Amabilis is a Late Latin unisex name derived from the Latin word for “lovable.” It was used throughout Medieval Western Europe on both males and females, and was borne by a St. Amabilis of Riom (a 5th-century male French saint known in his native language as Amable) and St. Amabilis of Rouen, a 7th-century female French saint.
Amable, Amabel, Mabel have been used exclusively on females in England since Medieval times and was introduced by the Anglo-Normans in the 11th-century. They have gone in and out of popularity since the 11th-century, especially Mabel.
Between 1880-1922, Mabel was among the top 100 most popular female names, peaking at #15 in 1891 and is currently the 435th most popular female name (2018).
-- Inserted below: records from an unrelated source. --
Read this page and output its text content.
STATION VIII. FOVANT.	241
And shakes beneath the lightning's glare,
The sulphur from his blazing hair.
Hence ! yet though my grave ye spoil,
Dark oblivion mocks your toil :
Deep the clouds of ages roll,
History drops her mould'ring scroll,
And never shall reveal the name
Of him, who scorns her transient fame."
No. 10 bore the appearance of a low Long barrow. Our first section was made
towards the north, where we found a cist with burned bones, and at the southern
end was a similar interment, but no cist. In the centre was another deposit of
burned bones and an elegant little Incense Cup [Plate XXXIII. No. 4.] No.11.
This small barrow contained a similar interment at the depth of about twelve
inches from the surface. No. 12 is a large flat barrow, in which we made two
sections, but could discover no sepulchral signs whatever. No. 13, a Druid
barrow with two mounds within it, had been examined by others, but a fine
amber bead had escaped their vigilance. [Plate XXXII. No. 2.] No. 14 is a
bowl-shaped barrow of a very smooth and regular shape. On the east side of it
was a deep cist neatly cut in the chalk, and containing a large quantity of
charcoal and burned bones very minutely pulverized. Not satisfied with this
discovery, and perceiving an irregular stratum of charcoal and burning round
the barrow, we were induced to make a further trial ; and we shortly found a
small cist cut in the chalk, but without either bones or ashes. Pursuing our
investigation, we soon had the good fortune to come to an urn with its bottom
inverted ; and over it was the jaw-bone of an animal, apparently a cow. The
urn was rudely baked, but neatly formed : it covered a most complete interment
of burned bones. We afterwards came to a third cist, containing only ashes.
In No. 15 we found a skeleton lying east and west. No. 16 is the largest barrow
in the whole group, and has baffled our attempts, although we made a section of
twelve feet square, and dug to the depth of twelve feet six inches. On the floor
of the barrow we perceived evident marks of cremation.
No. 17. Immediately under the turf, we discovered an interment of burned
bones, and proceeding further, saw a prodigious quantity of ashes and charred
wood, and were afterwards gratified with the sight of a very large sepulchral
In England & Wales, Mabel is currently the 104th most popular female name (2018).
in Ireland, it was often used as an anglicized form of Maeve and it is often speculated that Annabel is an offshoot.
Mabel is the name of a character in C.M. Yonge’s 1854 novel, The Heir of Radclyffe.
Mabel is also used in Dutch, Czech & Slovak, Galician, German & Spanish.
It was borne by several early Anglo-Norman countesses and other notable bearers include: 13th-century English embroiderer, Mable of Bury St. Edmund; Princess Mabel of Orange-Nassau (b. 1968); and British pop-singer Mabel (b. 1996).
Other forms include:
- Amabel, Amabil, Amiable (Anglo-Norman, English)
- Mabinka, Mejbl (Czech, Slovak)
- Mabella, Mabelle, Mable, Maybelline (English)
- Amabilie, Mabile, Mabilie (French, archaic)
- Mábel (Hungarian)
- Amabilia (Italian, Late Latin, Swedish)
- Mabilia (Italian, Late Latin, English)
Amable & Aimable are male names in France, while Amabile is an Italian unisex form. Caradec or Karadeg are Breton masculine forms that is directly translated from the Latin.